Une situation stagnante
Un droit acquis. C'est sur cette idée qu'est fondée la campagne « Ma nationalité, un droit pour moi et ma famille », lancée depuis plusieurs années déjà. La dernière tentative de faire adopter un projet de loi équitable sur la transmission de la nationalité en Conseil des ministres remonte à un an à peu près, à la veille de la démission du cabinet Mikati : il s'est heurté à un rapport négatif publié par une commission ministérielle chargée de l'examiner. Depuis, plus grand-chose ne s'est passé, mais les militants de la campagne ne chôment pas pour autant, comme nous l'indique Karima Chebbo, responsable de cette campagne au Collectif de recherche, de formation et de développement – Action (CRTDA).

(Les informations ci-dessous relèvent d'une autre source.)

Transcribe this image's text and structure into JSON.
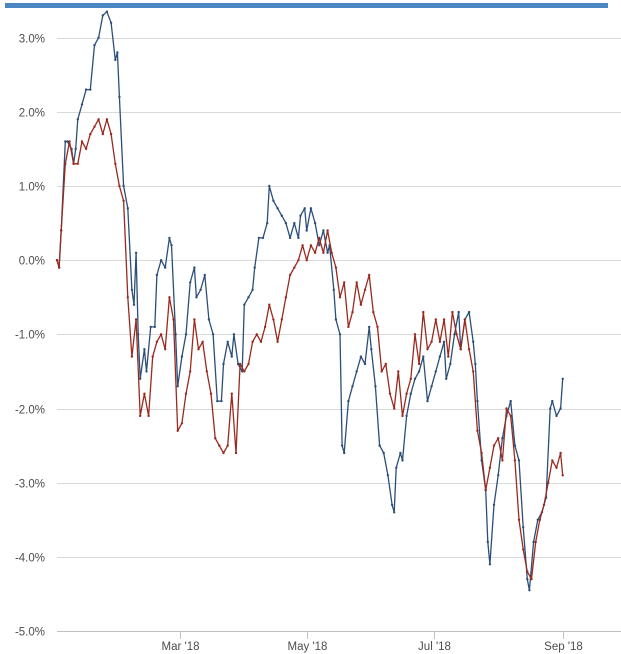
{
  "colors": {
    "top_bar": "#4a86c2",
    "grid": "#d9d9d9",
    "axis": "#c0c0c0",
    "series_blue": "#2b4f78",
    "series_red": "#9a2a1f"
  },
  "chart_data": {
    "type": "line",
    "grid": true,
    "legend": "none",
    "ylim": [
      -5.0,
      3.4
    ],
    "xlim": [
      "2018-01-01",
      "2018-09-29"
    ],
    "y_ticks": [
      {
        "value": 3.0,
        "label": "3.0%"
      },
      {
        "value": 2.0,
        "label": "2.0%"
      },
      {
        "value": 1.0,
        "label": "1.0%"
      },
      {
        "value": 0.0,
        "label": "0.0%"
      },
      {
        "value": -1.0,
        "label": "-1.0%"
      },
      {
        "value": -2.0,
        "label": "-2.0%"
      },
      {
        "value": -3.0,
        "label": "-3.0%"
      },
      {
        "value": -4.0,
        "label": "-4.0%"
      },
      {
        "value": -5.0,
        "label": "-5.0%"
      }
    ],
    "x_ticks": [
      {
        "date": "2018-03-01",
        "label": "Mar '18"
      },
      {
        "date": "2018-05-01",
        "label": "May '18"
      },
      {
        "date": "2018-07-01",
        "label": "Jul '18"
      },
      {
        "date": "2018-09-01",
        "label": "Sep '18"
      }
    ],
    "series": [
      {
        "color": "#2b4f78",
        "points": [
          [
            "2018-01-01",
            0.0
          ],
          [
            "2018-01-02",
            -0.1
          ],
          [
            "2018-01-03",
            0.4
          ],
          [
            "2018-01-05",
            1.6
          ],
          [
            "2018-01-06",
            1.6
          ],
          [
            "2018-01-08",
            1.5
          ],
          [
            "2018-01-09",
            1.3
          ],
          [
            "2018-01-10",
            1.5
          ],
          [
            "2018-01-11",
            1.9
          ],
          [
            "2018-01-13",
            2.1
          ],
          [
            "2018-01-15",
            2.3
          ],
          [
            "2018-01-17",
            2.3
          ],
          [
            "2018-01-19",
            2.9
          ],
          [
            "2018-01-21",
            3.0
          ],
          [
            "2018-01-23",
            3.3
          ],
          [
            "2018-01-25",
            3.35
          ],
          [
            "2018-01-27",
            3.2
          ],
          [
            "2018-01-29",
            2.7
          ],
          [
            "2018-01-30",
            2.8
          ],
          [
            "2018-01-31",
            2.2
          ],
          [
            "2018-02-02",
            1.0
          ],
          [
            "2018-02-04",
            0.7
          ],
          [
            "2018-02-06",
            -0.4
          ],
          [
            "2018-02-07",
            -0.6
          ],
          [
            "2018-02-08",
            0.1
          ],
          [
            "2018-02-09",
            -1.0
          ],
          [
            "2018-02-10",
            -1.6
          ],
          [
            "2018-02-12",
            -1.2
          ],
          [
            "2018-02-13",
            -1.5
          ],
          [
            "2018-02-15",
            -0.9
          ],
          [
            "2018-02-17",
            -0.9
          ],
          [
            "2018-02-18",
            -0.2
          ],
          [
            "2018-02-20",
            0.0
          ],
          [
            "2018-02-22",
            -0.1
          ],
          [
            "2018-02-24",
            0.3
          ],
          [
            "2018-02-25",
            0.2
          ],
          [
            "2018-02-27",
            -1.0
          ],
          [
            "2018-02-28",
            -1.7
          ],
          [
            "2018-03-02",
            -1.3
          ],
          [
            "2018-03-04",
            -1.0
          ],
          [
            "2018-03-06",
            -0.3
          ],
          [
            "2018-03-08",
            -0.1
          ],
          [
            "2018-03-09",
            -0.5
          ],
          [
            "2018-03-11",
            -0.4
          ],
          [
            "2018-03-13",
            -0.2
          ],
          [
            "2018-03-15",
            -0.8
          ],
          [
            "2018-03-17",
            -1.0
          ],
          [
            "2018-03-19",
            -1.9
          ],
          [
            "2018-03-21",
            -1.9
          ],
          [
            "2018-03-22",
            -1.4
          ],
          [
            "2018-03-24",
            -1.1
          ],
          [
            "2018-03-26",
            -1.3
          ],
          [
            "2018-03-27",
            -1.0
          ],
          [
            "2018-03-29",
            -1.4
          ],
          [
            "2018-03-31",
            -1.5
          ],
          [
            "2018-04-01",
            -0.6
          ],
          [
            "2018-04-03",
            -0.5
          ],
          [
            "2018-04-05",
            -0.4
          ],
          [
            "2018-04-06",
            -0.1
          ],
          [
            "2018-04-08",
            0.3
          ],
          [
            "2018-04-10",
            0.3
          ],
          [
            "2018-04-12",
            0.5
          ],
          [
            "2018-04-13",
            1.0
          ],
          [
            "2018-04-15",
            0.8
          ],
          [
            "2018-04-17",
            0.7
          ],
          [
            "2018-04-19",
            0.6
          ],
          [
            "2018-04-21",
            0.5
          ],
          [
            "2018-04-23",
            0.3
          ],
          [
            "2018-04-25",
            0.5
          ],
          [
            "2018-04-27",
            0.3
          ],
          [
            "2018-04-28",
            0.6
          ],
          [
            "2018-04-30",
            0.7
          ],
          [
            "2018-05-01",
            0.4
          ],
          [
            "2018-05-03",
            0.7
          ],
          [
            "2018-05-05",
            0.5
          ],
          [
            "2018-05-07",
            0.2
          ],
          [
            "2018-05-09",
            0.4
          ],
          [
            "2018-05-11",
            0.1
          ],
          [
            "2018-05-12",
            0.2
          ],
          [
            "2018-05-14",
            -0.4
          ],
          [
            "2018-05-15",
            -0.8
          ],
          [
            "2018-05-17",
            -1.0
          ],
          [
            "2018-05-18",
            -2.5
          ],
          [
            "2018-05-19",
            -2.6
          ],
          [
            "2018-05-21",
            -1.9
          ],
          [
            "2018-05-23",
            -1.7
          ],
          [
            "2018-05-25",
            -1.5
          ],
          [
            "2018-05-27",
            -1.3
          ],
          [
            "2018-05-29",
            -1.4
          ],
          [
            "2018-05-31",
            -0.9
          ],
          [
            "2018-06-01",
            -1.2
          ],
          [
            "2018-06-03",
            -1.7
          ],
          [
            "2018-06-05",
            -2.5
          ],
          [
            "2018-06-07",
            -2.6
          ],
          [
            "2018-06-09",
            -2.9
          ],
          [
            "2018-06-11",
            -3.3
          ],
          [
            "2018-06-12",
            -3.4
          ],
          [
            "2018-06-13",
            -2.8
          ],
          [
            "2018-06-15",
            -2.6
          ],
          [
            "2018-06-16",
            -2.7
          ],
          [
            "2018-06-18",
            -2.1
          ],
          [
            "2018-06-20",
            -1.8
          ],
          [
            "2018-06-22",
            -1.6
          ],
          [
            "2018-06-24",
            -1.5
          ],
          [
            "2018-06-26",
            -1.3
          ],
          [
            "2018-06-28",
            -1.9
          ],
          [
            "2018-06-30",
            -1.7
          ],
          [
            "2018-07-02",
            -1.5
          ],
          [
            "2018-07-04",
            -1.3
          ],
          [
            "2018-07-06",
            -1.1
          ],
          [
            "2018-07-07",
            -1.6
          ],
          [
            "2018-07-09",
            -1.4
          ],
          [
            "2018-07-11",
            -1.0
          ],
          [
            "2018-07-13",
            -0.7
          ],
          [
            "2018-07-14",
            -1.2
          ],
          [
            "2018-07-16",
            -0.8
          ],
          [
            "2018-07-18",
            -0.7
          ],
          [
            "2018-07-20",
            -1.1
          ],
          [
            "2018-07-21",
            -1.4
          ],
          [
            "2018-07-22",
            -1.9
          ],
          [
            "2018-07-24",
            -2.7
          ],
          [
            "2018-07-26",
            -3.1
          ],
          [
            "2018-07-27",
            -3.8
          ],
          [
            "2018-07-28",
            -4.1
          ],
          [
            "2018-07-30",
            -3.3
          ],
          [
            "2018-08-01",
            -2.9
          ],
          [
            "2018-08-03",
            -2.4
          ],
          [
            "2018-08-05",
            -2.1
          ],
          [
            "2018-08-07",
            -1.9
          ],
          [
            "2018-08-09",
            -2.5
          ],
          [
            "2018-08-11",
            -2.7
          ],
          [
            "2018-08-13",
            -3.6
          ],
          [
            "2018-08-15",
            -4.3
          ],
          [
            "2018-08-16",
            -4.45
          ],
          [
            "2018-08-18",
            -3.8
          ],
          [
            "2018-08-20",
            -3.5
          ],
          [
            "2018-08-22",
            -3.4
          ],
          [
            "2018-08-24",
            -3.2
          ],
          [
            "2018-08-26",
            -2.0
          ],
          [
            "2018-08-27",
            -1.9
          ],
          [
            "2018-08-29",
            -2.1
          ],
          [
            "2018-08-31",
            -2.0
          ],
          [
            "2018-09-01",
            -1.6
          ]
        ]
      },
      {
        "color": "#9a2a1f",
        "points": [
          [
            "2018-01-01",
            0.0
          ],
          [
            "2018-01-02",
            -0.1
          ],
          [
            "2018-01-03",
            0.4
          ],
          [
            "2018-01-05",
            1.3
          ],
          [
            "2018-01-07",
            1.6
          ],
          [
            "2018-01-09",
            1.3
          ],
          [
            "2018-01-11",
            1.3
          ],
          [
            "2018-01-13",
            1.6
          ],
          [
            "2018-01-15",
            1.5
          ],
          [
            "2018-01-17",
            1.7
          ],
          [
            "2018-01-19",
            1.8
          ],
          [
            "2018-01-21",
            1.9
          ],
          [
            "2018-01-23",
            1.7
          ],
          [
            "2018-01-25",
            1.9
          ],
          [
            "2018-01-27",
            1.7
          ],
          [
            "2018-01-29",
            1.3
          ],
          [
            "2018-01-31",
            1.0
          ],
          [
            "2018-02-02",
            0.8
          ],
          [
            "2018-02-04",
            -0.5
          ],
          [
            "2018-02-06",
            -1.3
          ],
          [
            "2018-02-08",
            -0.8
          ],
          [
            "2018-02-10",
            -2.1
          ],
          [
            "2018-02-12",
            -1.8
          ],
          [
            "2018-02-14",
            -2.1
          ],
          [
            "2018-02-16",
            -1.3
          ],
          [
            "2018-02-18",
            -1.1
          ],
          [
            "2018-02-20",
            -1.0
          ],
          [
            "2018-02-22",
            -1.2
          ],
          [
            "2018-02-24",
            -0.5
          ],
          [
            "2018-02-26",
            -0.8
          ],
          [
            "2018-02-28",
            -2.3
          ],
          [
            "2018-03-02",
            -2.2
          ],
          [
            "2018-03-04",
            -1.8
          ],
          [
            "2018-03-06",
            -1.5
          ],
          [
            "2018-03-08",
            -0.8
          ],
          [
            "2018-03-10",
            -1.2
          ],
          [
            "2018-03-12",
            -1.1
          ],
          [
            "2018-03-14",
            -1.5
          ],
          [
            "2018-03-16",
            -1.8
          ],
          [
            "2018-03-18",
            -2.4
          ],
          [
            "2018-03-20",
            -2.5
          ],
          [
            "2018-03-22",
            -2.6
          ],
          [
            "2018-03-24",
            -2.5
          ],
          [
            "2018-03-26",
            -1.8
          ],
          [
            "2018-03-28",
            -2.6
          ],
          [
            "2018-03-30",
            -1.4
          ],
          [
            "2018-04-01",
            -1.5
          ],
          [
            "2018-04-03",
            -1.4
          ],
          [
            "2018-04-05",
            -1.1
          ],
          [
            "2018-04-07",
            -1.0
          ],
          [
            "2018-04-09",
            -1.1
          ],
          [
            "2018-04-11",
            -0.9
          ],
          [
            "2018-04-13",
            -0.6
          ],
          [
            "2018-04-15",
            -0.8
          ],
          [
            "2018-04-17",
            -1.1
          ],
          [
            "2018-04-19",
            -0.8
          ],
          [
            "2018-04-21",
            -0.5
          ],
          [
            "2018-04-23",
            -0.2
          ],
          [
            "2018-04-25",
            -0.1
          ],
          [
            "2018-04-27",
            0.0
          ],
          [
            "2018-04-29",
            0.2
          ],
          [
            "2018-05-01",
            0.0
          ],
          [
            "2018-05-03",
            0.2
          ],
          [
            "2018-05-05",
            0.1
          ],
          [
            "2018-05-07",
            0.3
          ],
          [
            "2018-05-09",
            0.1
          ],
          [
            "2018-05-11",
            0.4
          ],
          [
            "2018-05-13",
            0.1
          ],
          [
            "2018-05-15",
            -0.1
          ],
          [
            "2018-05-17",
            -0.5
          ],
          [
            "2018-05-19",
            -0.3
          ],
          [
            "2018-05-21",
            -0.9
          ],
          [
            "2018-05-23",
            -0.7
          ],
          [
            "2018-05-25",
            -0.3
          ],
          [
            "2018-05-27",
            -0.6
          ],
          [
            "2018-05-29",
            -0.4
          ],
          [
            "2018-05-31",
            -0.2
          ],
          [
            "2018-06-02",
            -0.7
          ],
          [
            "2018-06-04",
            -0.9
          ],
          [
            "2018-06-06",
            -1.5
          ],
          [
            "2018-06-08",
            -1.4
          ],
          [
            "2018-06-10",
            -1.8
          ],
          [
            "2018-06-12",
            -2.0
          ],
          [
            "2018-06-14",
            -1.5
          ],
          [
            "2018-06-16",
            -2.1
          ],
          [
            "2018-06-18",
            -1.8
          ],
          [
            "2018-06-20",
            -1.6
          ],
          [
            "2018-06-22",
            -1.0
          ],
          [
            "2018-06-24",
            -1.4
          ],
          [
            "2018-06-26",
            -0.7
          ],
          [
            "2018-06-28",
            -1.2
          ],
          [
            "2018-06-30",
            -1.1
          ],
          [
            "2018-07-02",
            -0.8
          ],
          [
            "2018-07-04",
            -1.1
          ],
          [
            "2018-07-06",
            -0.8
          ],
          [
            "2018-07-08",
            -1.3
          ],
          [
            "2018-07-10",
            -0.7
          ],
          [
            "2018-07-12",
            -1.0
          ],
          [
            "2018-07-14",
            -1.2
          ],
          [
            "2018-07-16",
            -0.8
          ],
          [
            "2018-07-18",
            -1.2
          ],
          [
            "2018-07-20",
            -1.5
          ],
          [
            "2018-07-22",
            -2.3
          ],
          [
            "2018-07-24",
            -2.6
          ],
          [
            "2018-07-26",
            -3.1
          ],
          [
            "2018-07-28",
            -2.8
          ],
          [
            "2018-07-30",
            -2.5
          ],
          [
            "2018-08-01",
            -2.4
          ],
          [
            "2018-08-03",
            -2.7
          ],
          [
            "2018-08-05",
            -2.0
          ],
          [
            "2018-08-07",
            -2.1
          ],
          [
            "2018-08-09",
            -2.7
          ],
          [
            "2018-08-11",
            -3.5
          ],
          [
            "2018-08-13",
            -3.9
          ],
          [
            "2018-08-15",
            -4.2
          ],
          [
            "2018-08-17",
            -4.3
          ],
          [
            "2018-08-19",
            -3.8
          ],
          [
            "2018-08-21",
            -3.5
          ],
          [
            "2018-08-23",
            -3.3
          ],
          [
            "2018-08-25",
            -3.0
          ],
          [
            "2018-08-27",
            -2.7
          ],
          [
            "2018-08-29",
            -2.8
          ],
          [
            "2018-08-31",
            -2.6
          ],
          [
            "2018-09-01",
            -2.9
          ]
        ]
      }
    ]
  }
}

« La campagne se poursuit quelles que soient les priorités des politiques, souligne Karima Chebbo. On s'étonne que nous continuions à soulever ce problème dans le cadre d'une telle situation sécuritaire. Or une manifestation que nous avons organisée en novembre a prouvé que l'intérêt pour de tels sujets ne se dément pas, à en juger par le millier de manifestants qui ont répondu à l'appel et la couverture médiatique importante. »
Selon la jeune femme, les militants de la campagne ne placent pas beaucoup d'espoir dans le nouveau gouvernement, vu son caractère temporaire, mais envisagent quand même des contacts avec les nouveaux ministres. « La commission ministérielle qui a publié un rapport si négatif la dernière fois n'a présenté aucun argument solide pour étayer son refus, toujours la même bonne vieille rengaine sur le changement démographique, dit-elle. Or de toute façon, la revendication porte sur un droit de la femme libanaise et n'est en aucun cas liée à des statistiques sur la nationalité du mari. »
Karima Chebbo souligne par ailleurs que la campagne n'est pas hostile aux garde-fous dans la loi sur la nationalité, mais refuse le principe des exceptions. « Notre projet de loi ne comporte aucune exception, ni celle de limiter la transmission de la nationalité aux enfants sans le mari, ni celle de priver certaines nationalités de ce droit », explique-t-elle.
La campagne a organisé récemment une série d'assemblées générales dans les régions afin d'entrer en contact avec les femmes concernées sur tout le territoire. De plus, la campagne mobilise ses troupes en prévision de la marche de Kafa pour dénoncer la violence contre les femmes, qui a lieu aujourd'hui 8 mars, du secteur du Musée jusqu'au ministère de la Justice.